The motivation came from one of the proofs of the normal basis theorem on a finite Galois extension of a field.

Let $K/k$ be a finite Galois extension of a field $k$, $G$ its Galois group. Let $\sigma_1, \dots, \sigma_n$ be the elements of $G$. We assign a variable $x_i$ for each $\sigma_i$. The proof uses the fact that det$(x_{\sigma_i\sigma_j}) \ne 0$ in $k[x_1,\dots,x_n]$, where we identify $x_i$ with $x_{\sigma_i}$.

I also want to know a proof of this fact.

Answer 1

No. Set $n=4$ and take the following permutations: $\sigma_1=e$, $\sigma_2=(1\ 2)$, $\sigma_3=(3\ 4)$, and $\sigma_4=(1\ 2)(3\ 4)$.

For the second part of the question notice the following: since $\sigma_i\sigma_j\in G$ there is $a_{ij}\in\{1,\dots,n\}$ such that $\sigma_i\sigma_j=\sigma_{a_{ij}}$. Moreover, $a_{ij_1}\ne a_{ij_2}$ for $j_1\ne j_2$, and $a_{i_1j}\ne a_{i_2j}$ for $i_1\ne i_2$. (If $a_{ij_1}=a_{ij_2}$, then $\sigma_i\sigma_{j_1}=\sigma_i\sigma_{j_2}$ and therefore $\sigma_{j_1}=\sigma_{j_2}$, so $j_1=j_2$.) This shows that the row and the column indices of the matrix $(x_{a_{ij}})$ represent distinct permutations of $\{1,\dots,n\}$.
Now suppose $\det(x_{\sigma_i\sigma_j})=0$. Then, for $x_1=1$, and $x_2=\cdots=x_n=0$ we get the determinant of a $0,1$ matrix which is necessarily equal to zero. But how does this matrix look like? Well, it has a $1$ on each row (and the other $n-1$ entries are $0$). Now we wonder whether two $1$'s can be on the same column, and the answer is no. (Why?) But such a matrix has non-zero determinant, being a permutation matrix (that is, a matrix obtained from the unit matrix by permuting its rows and columns).

Answer 2

Counterexample to the first question: Set $n = 5$, and let $\sigma_1, \sigma_2, \ldots, \sigma_5$ be five distinct permutations fixing $4$ and $5$ (there are six such permutations in total, and you are free to pick any five of them). The matrix will then have its fourth column filled with $x_4$'s and its fifth column filled with $x_5$'s; this does not bide well for its determinant.

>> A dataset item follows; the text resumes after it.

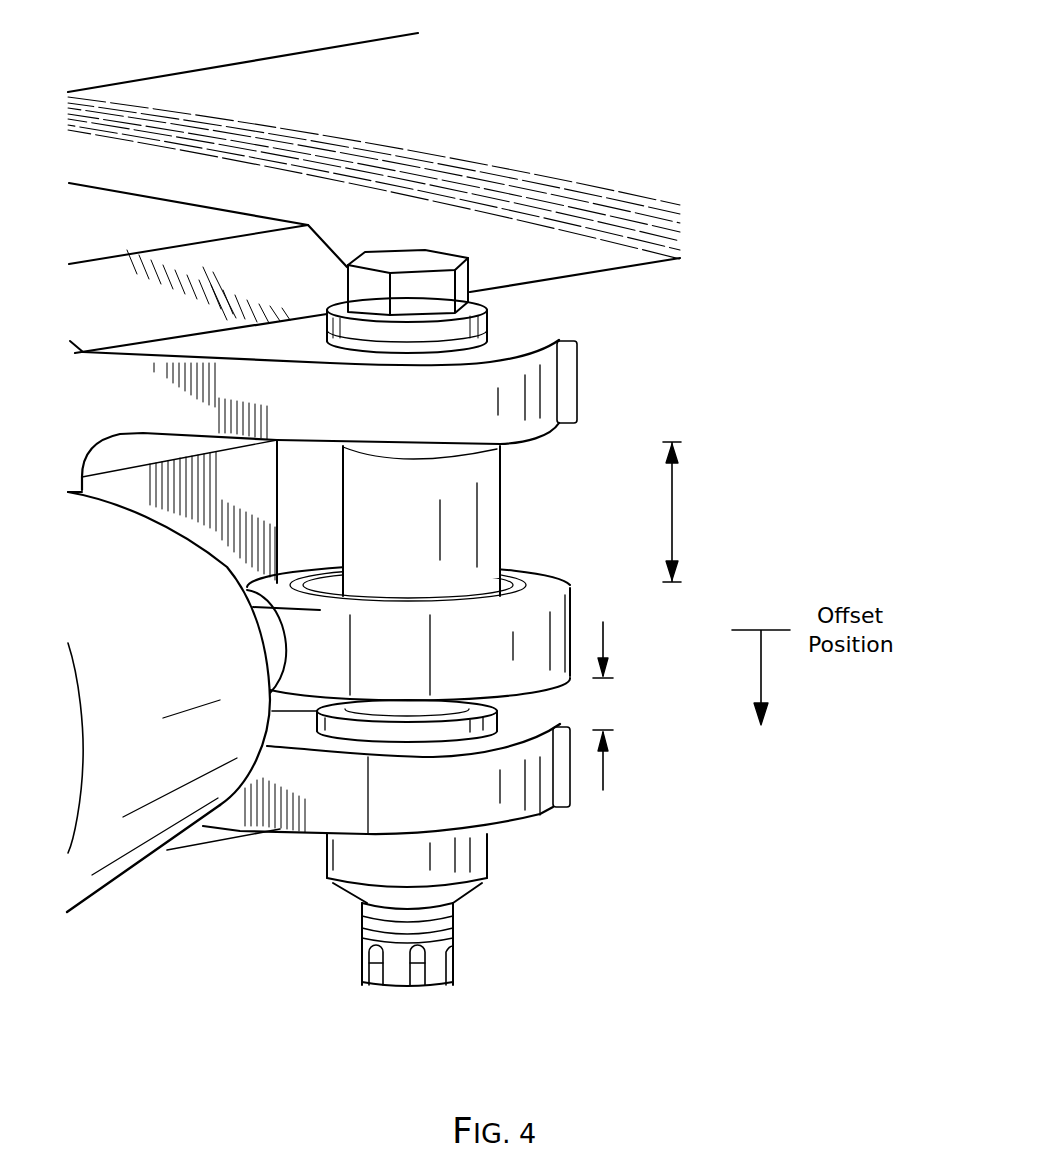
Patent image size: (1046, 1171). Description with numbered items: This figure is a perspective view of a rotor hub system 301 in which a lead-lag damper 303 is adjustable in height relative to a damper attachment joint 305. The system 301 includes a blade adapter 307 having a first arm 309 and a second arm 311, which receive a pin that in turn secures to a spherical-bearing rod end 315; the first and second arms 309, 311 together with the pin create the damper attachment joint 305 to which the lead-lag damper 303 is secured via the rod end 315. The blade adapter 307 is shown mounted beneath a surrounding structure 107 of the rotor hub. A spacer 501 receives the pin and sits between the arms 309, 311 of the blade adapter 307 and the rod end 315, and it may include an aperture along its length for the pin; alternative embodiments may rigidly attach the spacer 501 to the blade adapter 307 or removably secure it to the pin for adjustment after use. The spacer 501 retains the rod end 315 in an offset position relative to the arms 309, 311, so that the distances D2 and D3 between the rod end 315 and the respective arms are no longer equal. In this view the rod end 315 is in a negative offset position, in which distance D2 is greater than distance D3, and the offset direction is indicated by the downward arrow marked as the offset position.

The second question is really about finite groups, not about Galois groups. You can have $G$ be any finite group. Your determinant is $\Theta\left(G\right)$ in the notations of Keith Conrad's paper The origin of representation theory. You thus want to prove that $\Theta\left(G\right) \neq 0$. (Indeed, $\Theta\left(G\right)$ is plus-minus your determinant.) In §5 of this paper, it is shown that the polynomial $\Theta\left(G\right)$ is a product of polynomials that are monic in $X_e$ (where $e$ is the identity of $G$), and thus itself is monic in $X_e$. Now there is a subtlety involved, because Keith Conrad works over $\mathbb{C}$ rather than an arbitrary field $k$. But this is no big deal, because once you know that the polynomial $\Theta\left(G\right)$ is monic in $X_e$ when seen as a polynomial over $\mathbb{C}$, you automatically conclude that the same holds over any field (or commutative ring $k$), because the polynomial $\Theta\left(G\right)$ is defined over $\mathbb{Z}$.

Actually, here is a simpler answer to your second question: The determinant $\left(x_{gh}\right)_{g\in G,\ h \in G}$, expanded using the Leibniz formula, contains (up to sign) the addend $\prod_{g \in G} x_{gg^{-1}} = \prod_{g \in G} x_e = x_e^{\left|G\right|}$, where $e$ is the identity of $G$. No other addend of the expansion of the determinant contains this high a power of $x_e$. Hence, this determinant (as a polynomial in the $x_g$) has a nonzero coefficient in front of $x_e^{\left|G\right|}$, and thus is nonzero.